If D is bigger than that, the answer is clearly zero.
A simple local test you could do once you finished your solution: for a fixed (R, C) iterate over all D, sum up the values returned by your solution and check that they add up to 2^(R*C), which is the total number of bitmaps of that size. If you missed something (such as the special case described above), this checksum is quite likely to fail.
LRSort
We can start by doing coordinate compression. The exact values in A don’t matter, we may as well replace them with 0 to N-1 while preserving their relative order. Duplicates in A should simply be relabeled left to right, as it’s easy to see that we never swap two elements with the same value.
Once we turned A into a permutation, we can now also calculate its inverse: for each value the position at which it appears.
Now we can do the required simulation. There are many efficient ways to do it. Ours will use just a simple standard Fenwick tree. For each index into A we will remember 1 if the element that started there is still in the unsorted part of A, or 0 if it isn’t. Initially, all elements are 1. We maintain an interval [lo, hi) of values that haven’t been sorted yet. For each phase, we determine the value we want (either lo or hi-1), we use the inverse permutation to find its original location, and then we use a sum query to the Fenwick tree to count all other elements that are still alive in the direction in which we want to move the current value. To conclude a phase, we update the Fenwick tree to mark that this particular starting position is no longer alive.
DivNim
The first thing we need to do is to solve this particular game of NIM. Let’s start with normal play. As we always interact only with one “pile”, we are playing a sum of games and thus the Sprague-Grundy theory can be applied.
What are the Grundy numbers of positions when we are playing the game with a single number?
If the current number has the prime factorization n = p1^a1 * p2^a2 * … * pk^ak, the new number must always have the form p1^b1 * p2^b2 * … * pk^bk where each bi is at most equal to the corresponding ai, and at least one bi is strictly smaller than the corresponding ai.
The key observation is to realize that we don’t actually care about which primes we keep in the prime factorization, only their total number matters. E.g., if the current number has 14 primes in its factorization, we can change it into a number with 0, 1, 2, …, or 13 primes in its factorization, but not 14 or more. Hence, any number with X primes in its factorization is exactly isomorphic to a standard NIM pile with X stones.

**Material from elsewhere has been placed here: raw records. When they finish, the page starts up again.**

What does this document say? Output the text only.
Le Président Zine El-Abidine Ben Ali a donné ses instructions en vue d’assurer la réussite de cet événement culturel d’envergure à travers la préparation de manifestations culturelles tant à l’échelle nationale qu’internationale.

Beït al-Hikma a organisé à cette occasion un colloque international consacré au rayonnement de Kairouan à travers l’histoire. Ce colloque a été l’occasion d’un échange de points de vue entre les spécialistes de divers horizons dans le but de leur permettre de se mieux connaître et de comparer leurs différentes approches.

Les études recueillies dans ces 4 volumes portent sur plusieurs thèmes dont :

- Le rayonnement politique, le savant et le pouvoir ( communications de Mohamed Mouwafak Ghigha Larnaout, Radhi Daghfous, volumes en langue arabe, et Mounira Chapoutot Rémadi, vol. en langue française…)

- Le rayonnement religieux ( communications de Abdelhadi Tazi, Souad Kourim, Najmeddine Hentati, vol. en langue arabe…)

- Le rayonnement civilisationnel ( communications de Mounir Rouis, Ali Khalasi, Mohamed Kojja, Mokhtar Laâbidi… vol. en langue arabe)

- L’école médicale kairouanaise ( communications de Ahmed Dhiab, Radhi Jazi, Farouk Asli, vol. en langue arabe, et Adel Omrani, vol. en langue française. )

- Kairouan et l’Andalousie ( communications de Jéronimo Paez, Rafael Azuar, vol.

Once we make this observation, we can conclude that the Grundy value of a game with a single number n is simply the number of (not necessarily distinct) primes in the factorization of n – that is, sum(ai).
The second step is now to compute Grundy values for everything in range [lo, hi]. We can do this using a variation on segmented sieve: first do a standard sieve to find primes up to 10^6, and then use those to efficiently factor everything in our range with hi <= 10^12 = (10^6)^2.
And now we are almost done: we can simply iterate over everything in the range and each time check whether we got a winning position.
As our game turned out to be completely isomorphic to a standard n-pile NIM, misere play is also easy to solve. If any pile has two or more stones, the winning positions are exactly the same as in normal play. The only thing that changes is that if each pile has at most one stone, the winning positions for the next player to move are now those in which the total number of stones is even, not odd.
(And when playing the game, the second thing that changes are the winning moves when we first reach a position of this second type. E.g., if we are in the winning position (1, 1, 1, 4), in original NIM the winning move is to (1, 1, 1, 1) while in misere NIM it is to (1, 1, 1, 0). And vice versa for the opposite parity of 1s.)